Cormac Dalton

Personal information
- Born: 1 September 1998 (age 27)

Sport
- Sport: Athletics
- Event(s): Long-distance running, Cross country running

Achievements and titles
- Personal best(s): 1500m: 3:45.95 (Belfast, 2024) Mile: 3:59.51 (Stirling, 2024) 5000m: 13:27.81 (Dublin, 2023 10000m 28:04.29 (Azusa, 2023) Indoors 3000m: 7:50.09 (Boston, 2025) 5000m: 13:28.29 (Boston, 2025)

Medal record
Men's athletics
Representing Ireland
European Cross Country Championships
| Silver medal – second place | 2025 Lagoa | Team |

= Cormac Dalton =

Irish long-distance runner

Cormac Dalton (born 1 September 1998) is an Irish long-distance and cross country runner.

==Early and personal life==
He was born in Lynn, Mullingar in County Westmeath into a family of runners. His mother Amanda won the Irish schools cross country title in the 1980s, and his grandfather was a Leinster champion runner. He became a member of the Mullingar Harriers athletics club at the age of nine years-old. He attended Gainstown primary school prior to graduating with a degree in biotechnology from Dublin City University. Following that, he completed a Masters in business at the University of Tulsa in Oklahoma.

==Career==
He won the 2023 Irish National Cross Country Championships in Gowran, Kilkenny in November 2023, in a race competed in extreme muddy conditions. He finished eighth overall at the 2023 European Cross Country Championships in Brussels in December 2023, leading the Irish men to a fourth place team finish.

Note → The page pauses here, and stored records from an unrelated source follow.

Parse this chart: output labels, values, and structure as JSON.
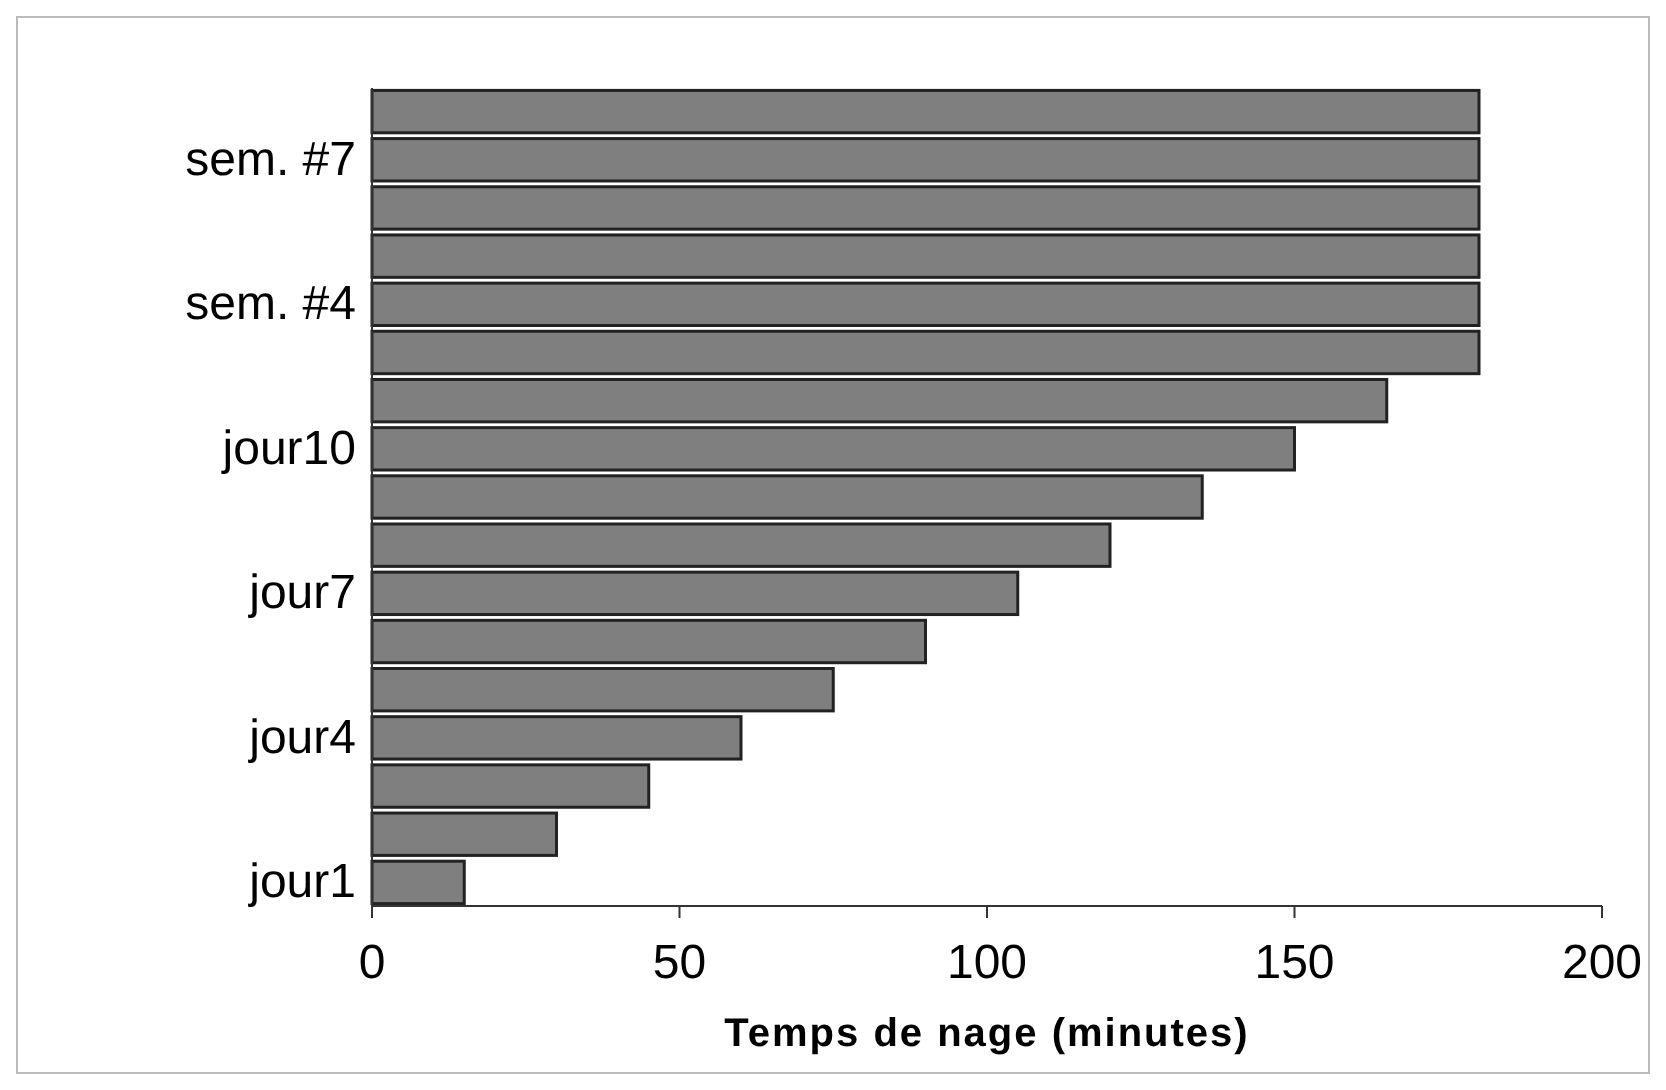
{
  "chart_data": {
    "type": "bar",
    "orientation": "horizontal",
    "xlabel": "Temps de nage (minutes)",
    "categories": [
      null,
      "sem. #7",
      null,
      null,
      "sem. #4",
      null,
      null,
      "jour10",
      null,
      null,
      "jour7",
      null,
      null,
      "jour4",
      null,
      null,
      "jour1"
    ],
    "values": [
      180,
      180,
      180,
      180,
      180,
      180,
      165,
      150,
      135,
      120,
      105,
      90,
      75,
      60,
      45,
      30,
      15
    ],
    "color": "#7f7f7f",
    "xlim": [
      0,
      200
    ],
    "xticks": [
      0,
      50,
      100,
      150,
      200
    ],
    "grid": false
  }
}
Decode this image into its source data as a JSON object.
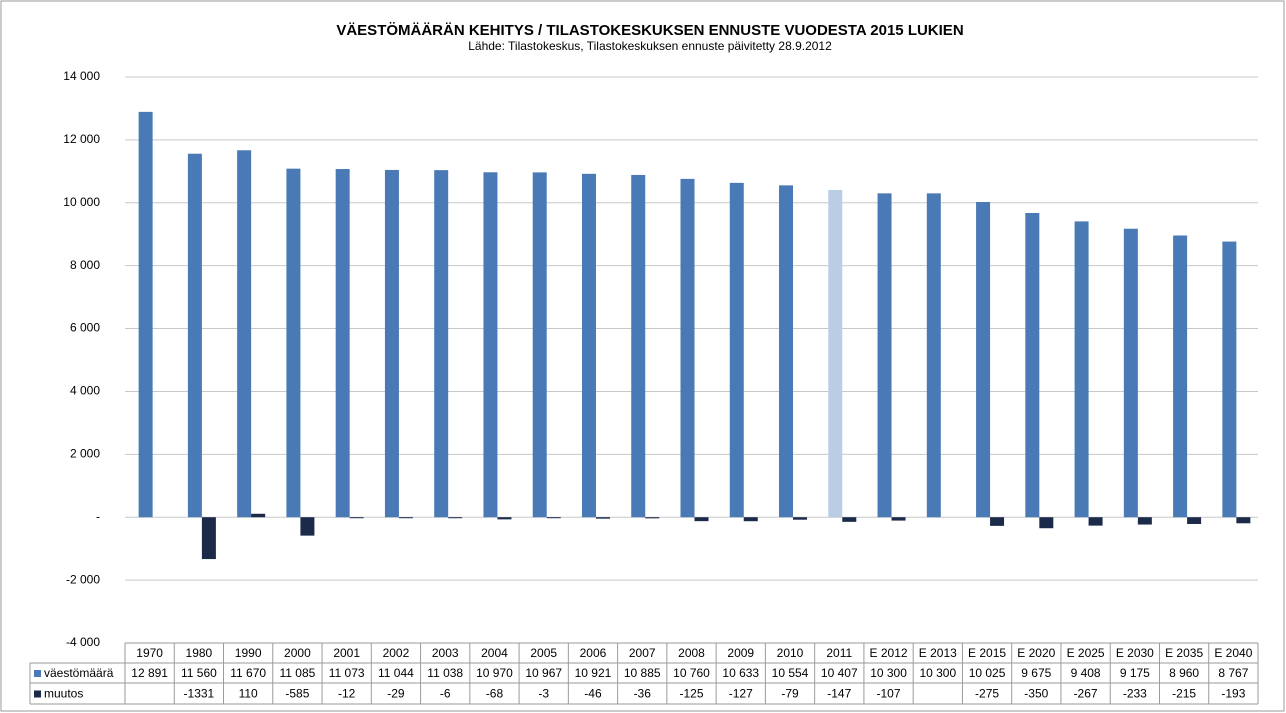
{
  "chart_data": {
    "type": "bar",
    "title": "VÄESTÖMÄÄRÄN KEHITYS / TILASTOKESKUKSEN ENNUSTE VUODESTA 2015 LUKIEN",
    "subtitle": "Lähde: Tilastokeskus, Tilastokeskuksen ennuste päivitetty  28.9.2012",
    "categories": [
      "1970",
      "1980",
      "1990",
      "2000",
      "2001",
      "2002",
      "2003",
      "2004",
      "2005",
      "2006",
      "2007",
      "2008",
      "2009",
      "2010",
      "2011",
      "E 2012",
      "E 2013",
      "E 2015",
      "E 2020",
      "E 2025",
      "E 2030",
      "E 2035",
      "E 2040"
    ],
    "series": [
      {
        "name": "väestömäärä",
        "color": "#4a7ab5",
        "colors": [
          "#4a7ab5",
          "#4a7ab5",
          "#4a7ab5",
          "#4a7ab5",
          "#4a7ab5",
          "#4a7ab5",
          "#4a7ab5",
          "#4a7ab5",
          "#4a7ab5",
          "#4a7ab5",
          "#4a7ab5",
          "#4a7ab5",
          "#4a7ab5",
          "#4a7ab5",
          "#b9cde5",
          "#4a7ab5",
          "#4a7ab5",
          "#4a7ab5",
          "#4a7ab5",
          "#4a7ab5",
          "#4a7ab5",
          "#4a7ab5",
          "#4a7ab5"
        ],
        "values": [
          12891,
          11560,
          11670,
          11085,
          11073,
          11044,
          11038,
          10970,
          10967,
          10921,
          10885,
          10760,
          10633,
          10554,
          10407,
          10300,
          10300,
          10025,
          9675,
          9408,
          9175,
          8960,
          8767
        ],
        "value_labels": [
          "12 891",
          "11 560",
          "11 670",
          "11 085",
          "11 073",
          "11 044",
          "11 038",
          "10 970",
          "10 967",
          "10 921",
          "10 885",
          "10 760",
          "10 633",
          "10 554",
          "10 407",
          "10 300",
          "10 300",
          "10 025",
          "9 675",
          "9 408",
          "9 175",
          "8 960",
          "8 767"
        ]
      },
      {
        "name": "muutos",
        "color": "#1c2a4a",
        "values": [
          null,
          -1331,
          110,
          -585,
          -12,
          -29,
          -6,
          -68,
          -3,
          -46,
          -36,
          -125,
          -127,
          -79,
          -147,
          -107,
          null,
          -275,
          -350,
          -267,
          -233,
          -215,
          -193
        ]
      }
    ],
    "ylim": [
      -4000,
      14000
    ],
    "yticks": [
      {
        "value": -4000,
        "label": "-4 000"
      },
      {
        "value": -2000,
        "label": "-2 000"
      },
      {
        "value": 0,
        "label": "-"
      },
      {
        "value": 2000,
        "label": "2 000"
      },
      {
        "value": 4000,
        "label": "4 000"
      },
      {
        "value": 6000,
        "label": "6 000"
      },
      {
        "value": 8000,
        "label": "8 000"
      },
      {
        "value": 10000,
        "label": "10 000"
      },
      {
        "value": 12000,
        "label": "12 000"
      },
      {
        "value": 14000,
        "label": "14 000"
      }
    ],
    "grid": true
  }
}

He competed at the 2024 European Athletics Championships in Rome in June 2024, over 10,000 metres. In August 2024, he ran his first sub-4 minute mile, running 3:59.51 at the Monument Mile Classic in Stirling. He finished third in the Irish Cross Country Championships in November 2024. He was the leading Irishman at the 2024 European Cross Country Championships in Antalya, finishing in 21st place as the Irish team finished eighth overall.

On 14 February 2025, he ran a personal best 13:28.29 over 5000 metres indoors at the BU David Hemery Valentine Invitational, to move to fourth-place on the Irish all-time indoor list. Dalton placed third behind Brian Fay and Nick Griggs at the Irish National Cross Country Championships held in Derry on 23 November 2025. Dalton helped the Irish men’s team to a silver medal at the 2025 European Cross Country Championships in Lagoa, Portugal on 14 December 2025, placing eleventh overall in the men's individual race, the third Irishman home after Jack O'Leary and Brian Fay.